Our study has demonstrates the importance of social networks for vaccination intent against COVID-19 including the importance of family, friends and community. We also found increased risk among those in larger families and in higher density living conditions. Key community stakeholders and clinics need to be involved at the grassroots level to dispel myths concerning vaccination and as our study has shown, concern, in particular, surrounding the side effects of vaccination. The US Surgeon general has made a similar recommendation that local “trusted messengers” are key to vaccination against COVID-19 [34]. As described below, since the collection of data for this study, there have been increased efforts to publicize the notion that immigrant status will not play into access to vaccination or enforcement. Community clinics need to better circulate this message as well to ensure that local stakeholders (e.g. promotores/as) can disseminate this information widely. As both cohorts had a high percentage of individuals who were up-to-date on vaccination for child and self for all other routine vaccinations including for influenza, this population group is not anti-vaccine, and increased efforts and education and publication will likely result in more vaccination against COVID.

Limitations

The participants in the present study are part of three, pre-existing, longitudinal cohorts in the Greater San Francisco Bay Area.
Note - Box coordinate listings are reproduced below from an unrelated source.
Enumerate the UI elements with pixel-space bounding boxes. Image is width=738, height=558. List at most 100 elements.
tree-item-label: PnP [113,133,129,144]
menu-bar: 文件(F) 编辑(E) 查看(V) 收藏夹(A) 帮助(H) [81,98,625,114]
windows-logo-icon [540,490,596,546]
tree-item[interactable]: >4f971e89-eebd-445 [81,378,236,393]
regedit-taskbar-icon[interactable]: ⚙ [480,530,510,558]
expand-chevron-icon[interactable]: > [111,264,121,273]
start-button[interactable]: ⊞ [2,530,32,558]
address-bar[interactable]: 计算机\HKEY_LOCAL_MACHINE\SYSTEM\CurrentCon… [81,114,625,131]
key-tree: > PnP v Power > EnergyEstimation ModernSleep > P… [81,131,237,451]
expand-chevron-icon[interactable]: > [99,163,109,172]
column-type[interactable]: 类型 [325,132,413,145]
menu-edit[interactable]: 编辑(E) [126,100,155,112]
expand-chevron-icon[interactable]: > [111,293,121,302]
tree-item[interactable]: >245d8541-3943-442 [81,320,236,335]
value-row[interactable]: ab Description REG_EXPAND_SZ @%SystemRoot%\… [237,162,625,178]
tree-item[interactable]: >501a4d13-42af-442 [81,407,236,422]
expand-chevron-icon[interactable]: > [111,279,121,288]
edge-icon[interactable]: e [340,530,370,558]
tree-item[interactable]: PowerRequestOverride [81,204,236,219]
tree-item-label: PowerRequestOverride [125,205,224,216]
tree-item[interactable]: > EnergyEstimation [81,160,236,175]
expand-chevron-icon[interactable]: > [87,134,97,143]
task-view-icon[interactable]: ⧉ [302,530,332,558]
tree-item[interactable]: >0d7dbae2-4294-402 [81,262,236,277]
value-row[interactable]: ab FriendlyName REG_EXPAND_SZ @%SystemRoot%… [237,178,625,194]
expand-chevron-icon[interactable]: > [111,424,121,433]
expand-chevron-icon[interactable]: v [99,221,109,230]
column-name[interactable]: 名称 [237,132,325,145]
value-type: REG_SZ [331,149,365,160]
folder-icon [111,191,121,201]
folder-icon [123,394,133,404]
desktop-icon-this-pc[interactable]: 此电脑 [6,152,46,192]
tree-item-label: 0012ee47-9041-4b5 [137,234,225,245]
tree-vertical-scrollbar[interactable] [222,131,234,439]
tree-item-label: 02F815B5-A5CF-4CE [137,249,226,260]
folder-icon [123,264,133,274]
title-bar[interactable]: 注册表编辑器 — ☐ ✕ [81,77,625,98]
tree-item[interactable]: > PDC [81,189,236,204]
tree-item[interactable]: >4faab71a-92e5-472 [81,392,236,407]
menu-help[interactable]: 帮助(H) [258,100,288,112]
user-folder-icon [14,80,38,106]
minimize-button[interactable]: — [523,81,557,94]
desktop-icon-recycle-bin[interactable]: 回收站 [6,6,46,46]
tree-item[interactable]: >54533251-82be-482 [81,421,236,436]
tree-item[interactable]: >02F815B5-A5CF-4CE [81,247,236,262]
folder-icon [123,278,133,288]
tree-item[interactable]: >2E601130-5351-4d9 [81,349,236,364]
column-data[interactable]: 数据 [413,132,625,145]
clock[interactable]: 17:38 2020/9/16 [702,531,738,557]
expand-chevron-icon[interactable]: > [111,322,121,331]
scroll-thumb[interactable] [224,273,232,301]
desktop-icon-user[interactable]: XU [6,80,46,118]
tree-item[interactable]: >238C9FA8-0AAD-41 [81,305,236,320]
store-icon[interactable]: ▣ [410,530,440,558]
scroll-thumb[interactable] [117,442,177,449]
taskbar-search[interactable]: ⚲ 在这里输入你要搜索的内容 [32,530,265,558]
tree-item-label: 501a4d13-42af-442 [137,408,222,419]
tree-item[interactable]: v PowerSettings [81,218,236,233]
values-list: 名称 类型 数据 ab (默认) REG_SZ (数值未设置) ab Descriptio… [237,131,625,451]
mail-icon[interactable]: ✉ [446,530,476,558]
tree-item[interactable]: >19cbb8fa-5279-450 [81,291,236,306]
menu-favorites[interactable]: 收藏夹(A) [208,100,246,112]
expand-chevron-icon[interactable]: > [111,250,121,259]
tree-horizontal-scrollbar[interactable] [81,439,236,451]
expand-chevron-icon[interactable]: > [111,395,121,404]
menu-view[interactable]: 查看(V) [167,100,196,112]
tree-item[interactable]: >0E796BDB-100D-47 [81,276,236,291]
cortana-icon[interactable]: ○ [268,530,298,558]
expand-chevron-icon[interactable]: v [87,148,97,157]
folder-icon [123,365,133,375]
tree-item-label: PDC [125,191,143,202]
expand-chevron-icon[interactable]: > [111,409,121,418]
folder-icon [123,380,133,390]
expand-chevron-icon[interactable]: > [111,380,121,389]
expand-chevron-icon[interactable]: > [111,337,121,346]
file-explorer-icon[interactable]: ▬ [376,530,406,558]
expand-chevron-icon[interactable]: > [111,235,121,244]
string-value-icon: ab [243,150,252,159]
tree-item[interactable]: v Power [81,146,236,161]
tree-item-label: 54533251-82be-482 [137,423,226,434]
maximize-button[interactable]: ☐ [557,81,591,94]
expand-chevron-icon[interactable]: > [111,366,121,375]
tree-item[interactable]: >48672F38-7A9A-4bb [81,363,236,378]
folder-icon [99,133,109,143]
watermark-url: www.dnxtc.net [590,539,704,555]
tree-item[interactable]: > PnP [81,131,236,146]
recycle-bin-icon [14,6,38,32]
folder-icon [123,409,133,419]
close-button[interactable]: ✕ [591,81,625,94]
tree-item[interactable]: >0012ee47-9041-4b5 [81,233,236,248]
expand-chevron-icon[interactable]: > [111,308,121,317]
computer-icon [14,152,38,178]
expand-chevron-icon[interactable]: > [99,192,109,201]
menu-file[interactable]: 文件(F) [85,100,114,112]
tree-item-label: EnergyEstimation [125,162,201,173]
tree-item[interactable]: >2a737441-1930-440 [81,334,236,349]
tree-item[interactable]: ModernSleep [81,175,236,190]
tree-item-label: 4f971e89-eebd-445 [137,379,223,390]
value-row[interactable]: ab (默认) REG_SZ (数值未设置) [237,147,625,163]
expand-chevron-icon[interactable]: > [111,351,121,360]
While our study’s demographics provide insight into reasons for vaccination nonintent among the Latino community, our sample may not be representative of the individual beliefs, values, and behaviors of all United States Latinos. Furthermore, developments in 2021-2 may have altered some perceptions concerning vaccinations. Over the time period that our study was conducted, the United States government and the United States Department of Homeland Security made clear that vaccines will be available free of charge to all individuals in the United States and immigrant status will not play into vaccination nor will enforcement be conducted near clinic sites or sites of vaccination distribution [35]. Furthermore, the Biden administration has made a greater effort to facilitate partnership with Community Health Centers to promote equal access to vaccines among minority population groups [36]. These political changes may have altered attitudes and intent concerning vaccination against COVID-19 after our survey was conducted. Last, during the time period that we administered this survey, only adults were authorized to receive the vaccine against COVID-19 in the United States with 16–17 year old adolescents approved during the last month of our survey for emergency use authorization. As such, our questions about vaccination of children were asked in a hypothetical fashion as vaccination was not yet available for the majority of children in the United States.